Forse anche perché è percepito come uno sport per uomini duri!
«Fino a dieci anni fa il rugbista era l’uomo rude sempre nel fango, con i calli, un po’ asociale. E anche se di fatto non è mai stato così, la percezione che se n’è avuta è stata sempre un po’ quella. Oggi tutto ciò è cambiato e noi rugbisti abbiamo conquistato anche la parola, grazie ad attività collaterali: calendari, una maggiore apertura ai media e alla pubblicità, una più attenta cura dell’immagine. Questo ha modificato un bel po’ l’immaginario che ruota intorno al rugby».

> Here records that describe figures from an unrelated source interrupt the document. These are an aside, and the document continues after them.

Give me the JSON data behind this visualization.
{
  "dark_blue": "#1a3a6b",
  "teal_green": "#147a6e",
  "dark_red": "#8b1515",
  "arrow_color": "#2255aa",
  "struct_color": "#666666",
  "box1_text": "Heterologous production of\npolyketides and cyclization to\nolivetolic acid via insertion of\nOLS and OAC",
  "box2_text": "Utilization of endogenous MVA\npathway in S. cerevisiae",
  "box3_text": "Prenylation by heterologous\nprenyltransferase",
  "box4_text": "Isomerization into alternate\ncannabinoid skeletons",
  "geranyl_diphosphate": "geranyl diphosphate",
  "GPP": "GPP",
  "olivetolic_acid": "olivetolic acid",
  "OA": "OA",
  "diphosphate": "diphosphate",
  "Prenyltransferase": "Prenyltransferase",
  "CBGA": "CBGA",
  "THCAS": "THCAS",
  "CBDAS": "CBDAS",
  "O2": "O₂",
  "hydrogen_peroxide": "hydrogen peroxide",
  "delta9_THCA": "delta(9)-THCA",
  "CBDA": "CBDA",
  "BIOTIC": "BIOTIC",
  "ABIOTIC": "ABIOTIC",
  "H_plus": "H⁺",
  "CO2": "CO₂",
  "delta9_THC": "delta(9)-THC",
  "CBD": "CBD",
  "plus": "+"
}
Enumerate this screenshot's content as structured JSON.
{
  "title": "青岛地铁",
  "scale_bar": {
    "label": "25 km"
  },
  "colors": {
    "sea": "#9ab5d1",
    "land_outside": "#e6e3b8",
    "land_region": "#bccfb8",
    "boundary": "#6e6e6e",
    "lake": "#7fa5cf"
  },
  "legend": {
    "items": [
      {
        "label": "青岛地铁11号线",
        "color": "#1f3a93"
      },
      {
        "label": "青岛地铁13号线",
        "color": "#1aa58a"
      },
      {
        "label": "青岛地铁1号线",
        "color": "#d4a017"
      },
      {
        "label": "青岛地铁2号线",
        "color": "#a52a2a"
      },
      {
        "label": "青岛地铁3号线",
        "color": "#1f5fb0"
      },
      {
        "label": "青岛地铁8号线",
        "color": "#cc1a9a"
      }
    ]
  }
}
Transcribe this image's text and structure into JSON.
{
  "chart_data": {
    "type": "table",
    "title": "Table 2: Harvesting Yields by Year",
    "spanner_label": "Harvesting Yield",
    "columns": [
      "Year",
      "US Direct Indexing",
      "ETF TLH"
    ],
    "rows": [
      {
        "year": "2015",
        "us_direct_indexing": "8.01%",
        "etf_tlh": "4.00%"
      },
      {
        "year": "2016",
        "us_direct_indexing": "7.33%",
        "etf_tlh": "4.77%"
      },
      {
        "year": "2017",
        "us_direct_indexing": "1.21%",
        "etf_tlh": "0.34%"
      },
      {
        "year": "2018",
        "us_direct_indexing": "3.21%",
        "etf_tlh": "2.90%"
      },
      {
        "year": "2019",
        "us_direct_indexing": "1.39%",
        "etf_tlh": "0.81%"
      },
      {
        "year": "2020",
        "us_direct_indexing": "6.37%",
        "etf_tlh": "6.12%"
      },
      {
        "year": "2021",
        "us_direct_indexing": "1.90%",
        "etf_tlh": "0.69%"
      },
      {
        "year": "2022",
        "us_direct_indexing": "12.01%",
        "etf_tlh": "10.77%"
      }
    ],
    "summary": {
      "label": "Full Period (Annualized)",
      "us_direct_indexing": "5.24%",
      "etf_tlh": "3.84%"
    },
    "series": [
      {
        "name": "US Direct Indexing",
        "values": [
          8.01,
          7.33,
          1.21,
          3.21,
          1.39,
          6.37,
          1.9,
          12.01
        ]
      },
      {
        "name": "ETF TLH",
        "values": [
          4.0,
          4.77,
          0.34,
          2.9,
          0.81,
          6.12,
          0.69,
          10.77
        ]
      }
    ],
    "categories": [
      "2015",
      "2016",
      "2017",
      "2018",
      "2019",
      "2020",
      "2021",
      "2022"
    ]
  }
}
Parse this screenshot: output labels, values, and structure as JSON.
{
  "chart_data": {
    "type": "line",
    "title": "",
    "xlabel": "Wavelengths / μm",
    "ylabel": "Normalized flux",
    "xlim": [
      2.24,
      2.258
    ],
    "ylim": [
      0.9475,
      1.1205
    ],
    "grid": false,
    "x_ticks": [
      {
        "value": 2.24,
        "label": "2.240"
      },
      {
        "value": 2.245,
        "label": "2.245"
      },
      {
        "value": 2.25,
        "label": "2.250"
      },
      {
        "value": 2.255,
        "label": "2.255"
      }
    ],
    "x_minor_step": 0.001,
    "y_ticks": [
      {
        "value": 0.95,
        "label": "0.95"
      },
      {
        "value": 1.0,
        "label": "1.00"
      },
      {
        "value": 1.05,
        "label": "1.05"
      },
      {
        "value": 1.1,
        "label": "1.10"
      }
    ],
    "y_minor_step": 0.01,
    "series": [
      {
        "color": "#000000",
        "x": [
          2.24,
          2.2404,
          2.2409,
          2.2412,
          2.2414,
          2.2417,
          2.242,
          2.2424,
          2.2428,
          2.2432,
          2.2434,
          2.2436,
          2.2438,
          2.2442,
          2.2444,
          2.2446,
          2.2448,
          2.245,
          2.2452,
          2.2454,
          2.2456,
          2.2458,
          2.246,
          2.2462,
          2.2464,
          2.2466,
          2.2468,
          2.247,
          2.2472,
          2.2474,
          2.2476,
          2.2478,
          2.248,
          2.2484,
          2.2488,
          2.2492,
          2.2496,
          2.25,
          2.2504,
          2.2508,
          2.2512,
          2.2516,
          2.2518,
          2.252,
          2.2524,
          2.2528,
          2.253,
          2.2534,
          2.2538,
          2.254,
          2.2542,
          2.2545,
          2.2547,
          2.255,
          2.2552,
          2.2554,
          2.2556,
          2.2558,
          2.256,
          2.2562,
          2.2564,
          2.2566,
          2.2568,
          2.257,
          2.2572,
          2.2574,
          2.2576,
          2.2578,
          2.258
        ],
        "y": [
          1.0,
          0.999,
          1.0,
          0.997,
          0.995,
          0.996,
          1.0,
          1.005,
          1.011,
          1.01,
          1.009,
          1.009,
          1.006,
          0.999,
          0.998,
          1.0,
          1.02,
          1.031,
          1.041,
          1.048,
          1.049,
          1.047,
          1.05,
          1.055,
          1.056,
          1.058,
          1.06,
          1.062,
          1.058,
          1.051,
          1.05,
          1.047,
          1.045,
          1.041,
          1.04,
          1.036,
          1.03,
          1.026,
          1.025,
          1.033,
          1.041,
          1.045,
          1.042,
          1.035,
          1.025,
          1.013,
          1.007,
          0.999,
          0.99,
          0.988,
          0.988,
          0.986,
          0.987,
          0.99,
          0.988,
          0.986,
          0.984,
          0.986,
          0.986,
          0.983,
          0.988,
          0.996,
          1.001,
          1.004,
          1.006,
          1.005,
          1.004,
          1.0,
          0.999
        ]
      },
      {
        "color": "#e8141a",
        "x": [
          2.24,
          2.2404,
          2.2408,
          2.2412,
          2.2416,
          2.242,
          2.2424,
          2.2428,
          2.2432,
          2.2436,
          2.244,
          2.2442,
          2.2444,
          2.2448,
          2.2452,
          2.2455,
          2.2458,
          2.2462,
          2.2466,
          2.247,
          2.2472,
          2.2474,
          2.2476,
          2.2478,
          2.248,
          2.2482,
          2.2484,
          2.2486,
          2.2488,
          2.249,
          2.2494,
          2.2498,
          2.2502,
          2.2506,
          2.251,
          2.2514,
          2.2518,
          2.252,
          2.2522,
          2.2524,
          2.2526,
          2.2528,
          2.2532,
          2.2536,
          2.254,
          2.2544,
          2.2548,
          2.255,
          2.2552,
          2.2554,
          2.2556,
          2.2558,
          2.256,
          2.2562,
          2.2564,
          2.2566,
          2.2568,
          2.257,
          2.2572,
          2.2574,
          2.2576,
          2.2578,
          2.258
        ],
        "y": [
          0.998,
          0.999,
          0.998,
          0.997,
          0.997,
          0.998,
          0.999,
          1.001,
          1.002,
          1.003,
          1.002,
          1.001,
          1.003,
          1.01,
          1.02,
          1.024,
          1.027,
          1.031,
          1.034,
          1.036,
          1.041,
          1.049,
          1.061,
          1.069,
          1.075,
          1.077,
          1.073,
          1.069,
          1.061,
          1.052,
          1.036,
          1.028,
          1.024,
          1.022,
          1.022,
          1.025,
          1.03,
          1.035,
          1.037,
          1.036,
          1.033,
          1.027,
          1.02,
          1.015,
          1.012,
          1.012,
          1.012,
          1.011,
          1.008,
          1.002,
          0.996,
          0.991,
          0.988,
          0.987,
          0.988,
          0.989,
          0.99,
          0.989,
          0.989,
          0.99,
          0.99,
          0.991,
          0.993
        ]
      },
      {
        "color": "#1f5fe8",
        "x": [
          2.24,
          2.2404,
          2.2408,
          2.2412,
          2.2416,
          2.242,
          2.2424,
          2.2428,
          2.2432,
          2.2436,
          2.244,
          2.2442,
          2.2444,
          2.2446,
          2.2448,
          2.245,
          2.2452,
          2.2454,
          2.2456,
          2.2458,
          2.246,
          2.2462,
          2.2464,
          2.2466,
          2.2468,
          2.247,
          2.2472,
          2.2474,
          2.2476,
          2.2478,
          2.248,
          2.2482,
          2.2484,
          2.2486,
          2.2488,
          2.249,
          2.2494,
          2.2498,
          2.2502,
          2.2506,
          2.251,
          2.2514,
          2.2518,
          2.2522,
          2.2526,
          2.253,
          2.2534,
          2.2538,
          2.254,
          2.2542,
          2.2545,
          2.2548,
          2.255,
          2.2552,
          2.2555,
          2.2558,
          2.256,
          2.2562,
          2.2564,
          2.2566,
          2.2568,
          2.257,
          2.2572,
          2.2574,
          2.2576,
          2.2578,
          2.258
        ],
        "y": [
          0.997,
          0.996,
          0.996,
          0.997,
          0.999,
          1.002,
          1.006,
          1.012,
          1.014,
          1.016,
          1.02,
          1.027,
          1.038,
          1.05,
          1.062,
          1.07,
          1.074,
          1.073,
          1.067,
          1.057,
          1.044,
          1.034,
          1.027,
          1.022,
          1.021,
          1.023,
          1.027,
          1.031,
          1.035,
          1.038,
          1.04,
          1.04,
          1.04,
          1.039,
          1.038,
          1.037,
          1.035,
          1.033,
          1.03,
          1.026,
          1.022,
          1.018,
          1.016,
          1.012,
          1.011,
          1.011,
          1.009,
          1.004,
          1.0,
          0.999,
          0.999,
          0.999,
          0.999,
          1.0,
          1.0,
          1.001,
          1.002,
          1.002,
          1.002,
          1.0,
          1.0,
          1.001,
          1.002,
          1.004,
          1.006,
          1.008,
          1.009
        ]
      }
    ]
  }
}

Delle rugbiste cosa mi dici? Come si sposa un sport come questo con la femminilità?
«Beh, darsi mazzate per 80 minuti non è di certo molto femminile, però c’è uno spirito, intendo la capacità di divertirsi e collaborare all’interno di una squadra per un obiettivo comune, che rende queste ragazze, che magari di giorno lavorano e la sera si allenano duramente, davvero irresistibili. Le ammiro moltissimo e penso ci sia veramente molto da imparare da loro».
Sesso e sport in che rapporto stanno? Ci sono diverse scuole di pensiero e qualcuno sostiene, per esempio, che avere rapporti sessuali prima di una performance sportiva migliori le prestazioni in campo. Il sesso fa bene allo sport insomma?
«Penso che dipenda molto dal singolo atleta e dalle sue abitudini e che non ci siano regole che valgono per tutti. Personalmente ho sempre evitato e, visto come stanno andando le cose, continuo così!».
Anche sul discorso famiglia e figli ci sono diverse scuole di pensiero. Nel tennis, per esempio, abbiamo due casi lampanti – Novak Djokovic e Roger Federer – di come metter su famiglia possa giovare al proprio gioco...
«La tranquillità, la serenità dell’atleta sono fondamentali per le performance, per cui avere una famiglia o dei figli può dare maggiore equilibrio. Ma anche qui si tratta di questioni molto personali che possono cambiare da atleta ad atleta».